Norton, Michele Lynn (2020-05). A Narrative Inquiry into Design-Based Learning Experiences, Transversal Skills, and Flourishing as Your Best-Loved Self. Doctoral Dissertation.
Thesis
As the workplace is calling for educators to develop the soft skills or transversal skills of students so they are better prepared, and research shows that developing those skills can improve academic achievement and overall well-being, there is still limited research on how to best develop those skills within the educational context. Particularly within the engineering field, industry leaders are demanding that students that leave their educational journey with skills in leadership, teamwork, communication, and critical thinking because they are all critical to the team-based and design-based nature of their jobs.
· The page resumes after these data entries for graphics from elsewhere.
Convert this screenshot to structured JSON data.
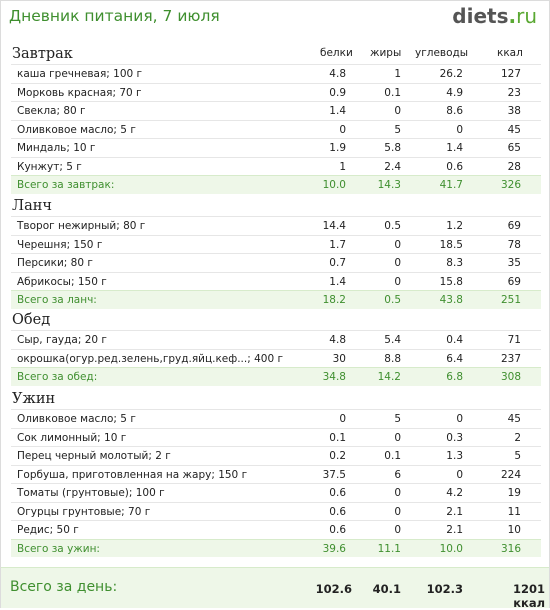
{
  "title": "Дневник питания, 7 июля",
  "logo": {
    "name": "diets",
    "dot": ".",
    "tld": "ru"
  },
  "columns": {
    "protein": "белки",
    "fat": "жиры",
    "carbs": "углеводы",
    "kcal": "ккал"
  },
  "meals": [
    {
      "name": "Завтрак",
      "items": [
        {
          "label": "каша гречневая; 100 г",
          "protein": "4.8",
          "fat": "1",
          "carbs": "26.2",
          "kcal": "127"
        },
        {
          "label": "Морковь красная; 70 г",
          "protein": "0.9",
          "fat": "0.1",
          "carbs": "4.9",
          "kcal": "23"
        },
        {
          "label": "Свекла; 80 г",
          "protein": "1.4",
          "fat": "0",
          "carbs": "8.6",
          "kcal": "38"
        },
        {
          "label": "Оливковое масло; 5 г",
          "protein": "0",
          "fat": "5",
          "carbs": "0",
          "kcal": "45"
        },
        {
          "label": "Миндаль; 10 г",
          "protein": "1.9",
          "fat": "5.8",
          "carbs": "1.4",
          "kcal": "65"
        },
        {
          "label": "Кунжут; 5 г",
          "protein": "1",
          "fat": "2.4",
          "carbs": "0.6",
          "kcal": "28"
        }
      ],
      "total": {
        "label": "Всего за завтрак:",
        "protein": "10.0",
        "fat": "14.3",
        "carbs": "41.7",
        "kcal": "326"
      }
    },
    {
      "name": "Ланч",
      "items": [
        {
          "label": "Творог нежирный; 80 г",
          "protein": "14.4",
          "fat": "0.5",
          "carbs": "1.2",
          "kcal": "69"
        },
        {
          "label": "Черешня; 150 г",
          "protein": "1.7",
          "fat": "0",
          "carbs": "18.5",
          "kcal": "78"
        },
        {
          "label": "Персики; 80 г",
          "protein": "0.7",
          "fat": "0",
          "carbs": "8.3",
          "kcal": "35"
        },
        {
          "label": "Абрикосы; 150 г",
          "protein": "1.4",
          "fat": "0",
          "carbs": "15.8",
          "kcal": "69"
        }
      ],
      "total": {
        "label": "Всего за ланч:",
        "protein": "18.2",
        "fat": "0.5",
        "carbs": "43.8",
        "kcal": "251"
      }
    },
    {
      "name": "Обед",
      "items": [
        {
          "label": "Сыр, гауда; 20 г",
          "protein": "4.8",
          "fat": "5.4",
          "carbs": "0.4",
          "kcal": "71"
        },
        {
          "label": "окрошка(огур.ред.зелень,груд.яйц.кеф...; 400 г",
          "protein": "30",
          "fat": "8.8",
          "carbs": "6.4",
          "kcal": "237"
        }
      ],
      "total": {
        "label": "Всего за обед:",
        "protein": "34.8",
        "fat": "14.2",
        "carbs": "6.8",
        "kcal": "308"
      }
    },
    {
      "name": "Ужин",
      "items": [
        {
          "label": "Оливковое масло; 5 г",
          "protein": "0",
          "fat": "5",
          "carbs": "0",
          "kcal": "45"
        },
        {
          "label": "Сок лимонный; 10 г",
          "protein": "0.1",
          "fat": "0",
          "carbs": "0.3",
          "kcal": "2"
        },
        {
          "label": "Перец черный молотый; 2 г",
          "protein": "0.2",
          "fat": "0.1",
          "carbs": "1.3",
          "kcal": "5"
        },
        {
          "label": "Горбуша, приготовленная на жару; 150 г",
          "protein": "37.5",
          "fat": "6",
          "carbs": "0",
          "kcal": "224"
        },
        {
          "label": "Томаты (грунтовые); 100 г",
          "protein": "0.6",
          "fat": "0",
          "carbs": "4.2",
          "kcal": "19"
        },
        {
          "label": "Огурцы грунтовые; 70 г",
          "protein": "0.6",
          "fat": "0",
          "carbs": "2.1",
          "kcal": "11"
        },
        {
          "label": "Редис; 50 г",
          "protein": "0.6",
          "fat": "0",
          "carbs": "2.1",
          "kcal": "10"
        }
      ],
      "total": {
        "label": "Всего за ужин:",
        "protein": "39.6",
        "fat": "11.1",
        "carbs": "10.0",
        "kcal": "316"
      }
    }
  ],
  "day_total": {
    "label": "Всего за день:",
    "protein": "102.6",
    "fat": "40.1",
    "carbs": "102.3",
    "kcal": "1201 ккал"
  }
}
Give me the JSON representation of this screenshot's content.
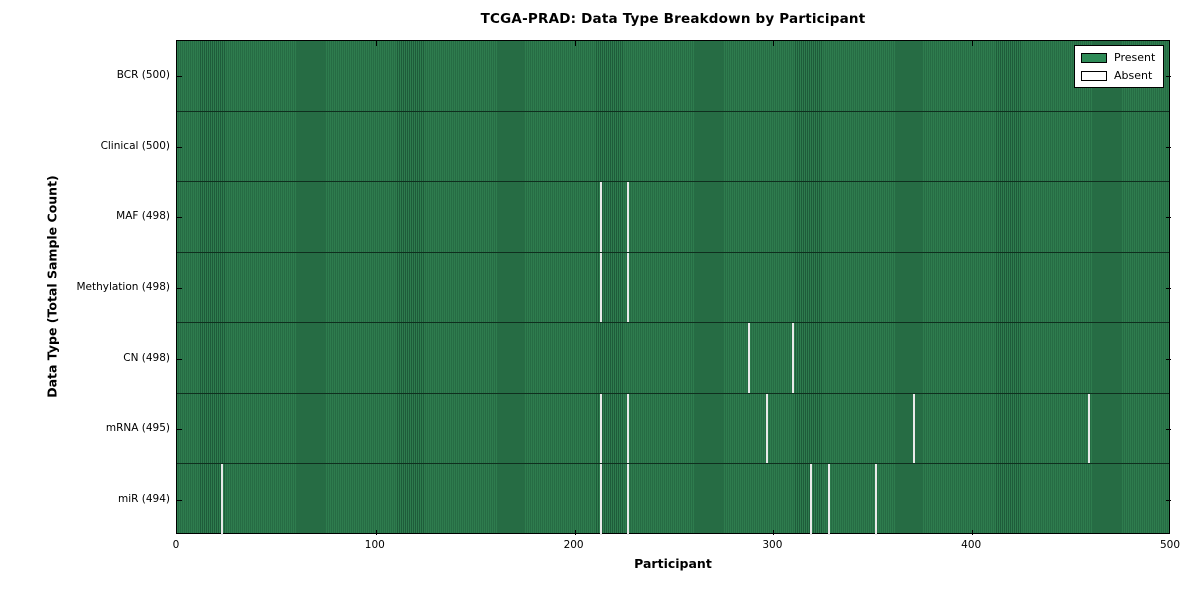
{
  "chart_data": {
    "type": "heatmap",
    "title": "TCGA-PRAD: Data Type Breakdown by Participant",
    "xlabel": "Participant",
    "ylabel": "Data Type (Total Sample Count)",
    "x_range": [
      0,
      500
    ],
    "x_ticks": [
      "0",
      "100",
      "200",
      "300",
      "400",
      "500"
    ],
    "grid": false,
    "legend_position": "upper right",
    "legend": [
      {
        "label": "Present",
        "color": "#2e8b57"
      },
      {
        "label": "Absent",
        "color": "#ffffff"
      }
    ],
    "colors": {
      "present_stripe_light": "#2e7c4e",
      "present_stripe_dark": "#1e5c3a",
      "absent_gap": "#e9e9e9",
      "row_divider": "#0f2f1e",
      "frame": "#000000"
    },
    "rows": [
      {
        "name": "BCR",
        "label": "BCR (500)",
        "total": 500,
        "absent_participants": []
      },
      {
        "name": "Clinical",
        "label": "Clinical (500)",
        "total": 500,
        "absent_participants": []
      },
      {
        "name": "MAF",
        "label": "MAF (498)",
        "total": 498,
        "absent_participants": [
          213,
          227
        ]
      },
      {
        "name": "Methylation",
        "label": "Methylation (498)",
        "total": 498,
        "absent_participants": [
          213,
          227
        ]
      },
      {
        "name": "CN",
        "label": "CN (498)",
        "total": 498,
        "absent_participants": [
          288,
          310
        ]
      },
      {
        "name": "mRNA",
        "label": "mRNA (495)",
        "total": 495,
        "absent_participants": [
          213,
          227,
          297,
          371,
          459
        ]
      },
      {
        "name": "miR",
        "label": "miR (494)",
        "total": 494,
        "absent_participants": [
          22,
          213,
          227,
          319,
          328,
          352
        ]
      }
    ]
  }
}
This dissertation explores flipping the need to develop those skills in engineers to using engineering design-based learning experiences to develop those skills in students, as well as students' perceptions on how learning those skills allows them to live at their best-loved self or human wellbeing. The first article is a serial interpretation that explores what living as your best-loved self might entail. The second article is a narrative-based case study of Tier one university students learning transversal skills and their perception of transversal skills in design-based learning experiences. The third article is an in-depth look at four engineering students' journey in an engineering leadership course and the impact it had on them living as their best-loved self. The fourth article looks at the metaphor of 'team as family' and how the rose-colored image it portrays does not always align with the lived experience on the team.